The China Securities Depository and Clearing Corporation Co., Ltd (CSDC) plans to further cut the minimum settlement reserve fund payment ratio for stock-related businesses starting from October 2023 in order to further improve the efficiency of market fund utilization and optimize the management of settlement reserve funds, the CSDC said in a statement late on Thursday.

The ratio will be lowered to an average of nearly 13% from the current ratio of 16%, and the CSDC will implement a differentiated arrangement for the minimum settlement reserve fund payment ratio for stock businesses, it said.

Securities settlement reserves are funds placed by brokers in their accounts with the CSDC to settle securities and non-trading transactions, and are known commonly as ‘reserve funds.’ A lower ratio can free up funds to the entire market, improve the efficiency of capital, and, according to Dongxing Securities, also help boost the return on equity and profit expectations of the securities sector.

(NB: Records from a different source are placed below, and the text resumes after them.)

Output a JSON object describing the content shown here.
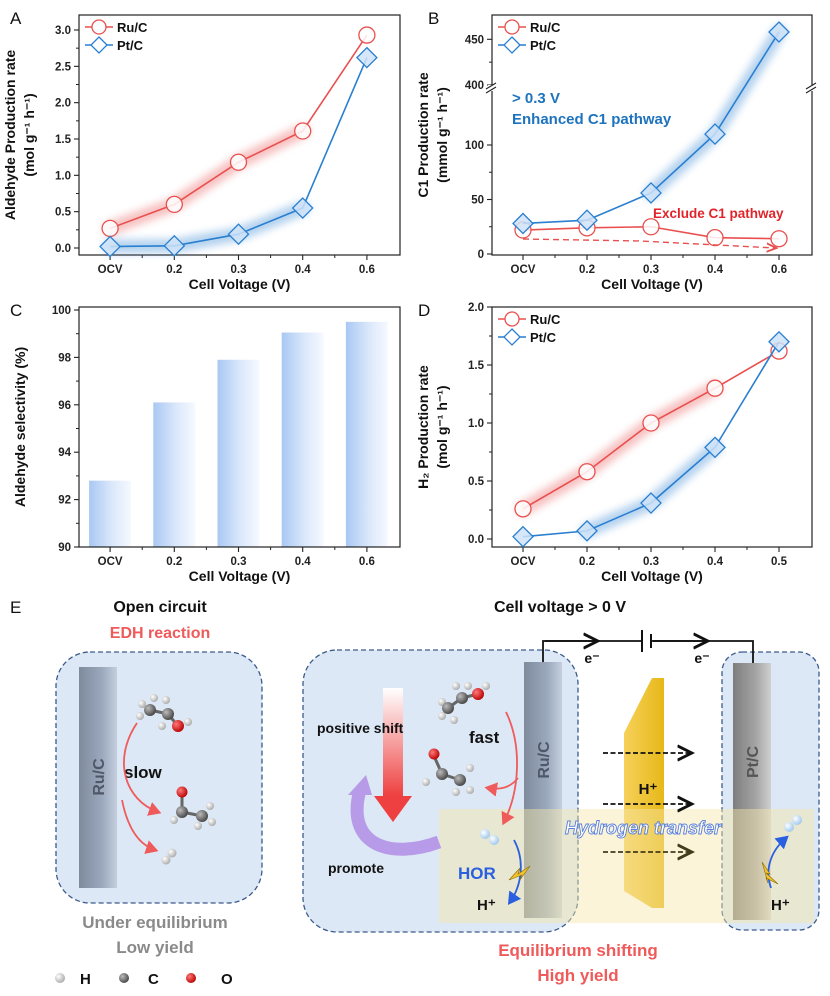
{
  "panel_labels": {
    "a": "A",
    "b": "B",
    "c": "C",
    "d": "D",
    "e": "E"
  },
  "chart_data": [
    {
      "panel": "A",
      "type": "line",
      "categories": [
        "OCV",
        "0.2",
        "0.3",
        "0.4",
        "0.6"
      ],
      "xlabel": "Cell Voltage (V)",
      "ylabel": [
        "Aldehyde Production rate",
        "(mol g⁻¹ h⁻¹)"
      ],
      "ylim": [
        -0.1,
        3.2
      ],
      "yticks": [
        "0.0",
        "0.5",
        "1.0",
        "1.5",
        "2.0",
        "2.5",
        "3.0"
      ],
      "legend": "top-left",
      "series": [
        {
          "name": "Ru/C",
          "marker": "circle",
          "color": "#e8504f",
          "values": [
            0.27,
            0.6,
            1.18,
            1.61,
            2.93
          ]
        },
        {
          "name": "Pt/C",
          "marker": "diamond",
          "color": "#2a7fd0",
          "values": [
            0.02,
            0.03,
            0.19,
            0.55,
            2.62
          ]
        }
      ]
    },
    {
      "panel": "B",
      "type": "line",
      "categories": [
        "OCV",
        "0.2",
        "0.3",
        "0.4",
        "0.6"
      ],
      "xlabel": "Cell Voltage (V)",
      "ylabel": [
        "C1 Production rate",
        "(mmol g⁻¹ h⁻¹)"
      ],
      "ylim": [
        0,
        476
      ],
      "axis_break": [
        150,
        400
      ],
      "yticks": [
        "0",
        "50",
        "100",
        "400",
        "450"
      ],
      "legend": "top-left",
      "annotations": [
        "> 0.3 V",
        "Enhanced C1 pathway",
        "Exclude C1 pathway"
      ],
      "series": [
        {
          "name": "Ru/C",
          "marker": "circle",
          "color": "#e8504f",
          "values": [
            22,
            24,
            25,
            15,
            14
          ]
        },
        {
          "name": "Pt/C",
          "marker": "diamond",
          "color": "#2a7fd0",
          "values": [
            28,
            31,
            56,
            110,
            458
          ]
        }
      ]
    },
    {
      "panel": "C",
      "type": "bar",
      "categories": [
        "OCV",
        "0.2",
        "0.3",
        "0.4",
        "0.6"
      ],
      "xlabel": "Cell Voltage (V)",
      "ylabel": [
        "Aldehyde selectivity (%)"
      ],
      "ylim": [
        90,
        100
      ],
      "yticks": [
        "90",
        "92",
        "94",
        "96",
        "98",
        "100"
      ],
      "color": "#b9d3f5",
      "values": [
        92.8,
        96.1,
        97.9,
        99.05,
        99.5
      ]
    },
    {
      "panel": "D",
      "type": "line",
      "categories": [
        "OCV",
        "0.2",
        "0.3",
        "0.4",
        "0.5"
      ],
      "xlabel": "Cell Voltage (V)",
      "ylabel": [
        "H₂ Production rate",
        "(mol g⁻¹ h⁻¹)"
      ],
      "ylim": [
        -0.07,
        2.0
      ],
      "yticks": [
        "0.0",
        "0.5",
        "1.0",
        "1.5",
        "2.0"
      ],
      "legend": "top-left",
      "series": [
        {
          "name": "Ru/C",
          "marker": "circle",
          "color": "#e8504f",
          "values": [
            0.26,
            0.58,
            1.0,
            1.3,
            1.62
          ]
        },
        {
          "name": "Pt/C",
          "marker": "diamond",
          "color": "#2a7fd0",
          "values": [
            0.02,
            0.07,
            0.31,
            0.79,
            1.7
          ]
        }
      ]
    }
  ],
  "schematic": {
    "open_circuit": {
      "title": "Open circuit",
      "subtitle": "EDH reaction",
      "electrode": "Ru/C",
      "rate": "slow",
      "caption": [
        "Under equilibrium",
        "Low yield"
      ]
    },
    "cell_voltage": {
      "title": "Cell voltage  > 0 V",
      "anode": "Ru/C",
      "cathode": "Pt/C",
      "electron_left": "e⁻",
      "electron_right": "e⁻",
      "proton_membrane": "H⁺",
      "positive_shift": "positive shift",
      "fast": "fast",
      "promote": "promote",
      "hor": "HOR",
      "proton_anode": "H⁺",
      "proton_cathode": "H⁺",
      "hydrogen_transfer": "Hydrogen transfer",
      "caption": [
        "Equilibrium shifting",
        "High yield"
      ]
    },
    "atom_legend": [
      "H",
      "C",
      "O"
    ],
    "colors": {
      "red": "#e8504f",
      "blue": "#1e73be",
      "gray": "#8a8a8a",
      "box": "#dce8f5"
    }
  }
}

The CSDC lowered the minimum settlement reserve fund payment ratio by two percentage points last year and in 2019, bringing it down from 20%.

The Politburo of the Communist Party’s Central Committee at a key policy meeting last month vowed to stimulate the vitality of the capital market and the China Securities Regulatory Commission (CSRC) has pledge to improve rules and regulations to boost capital market activities.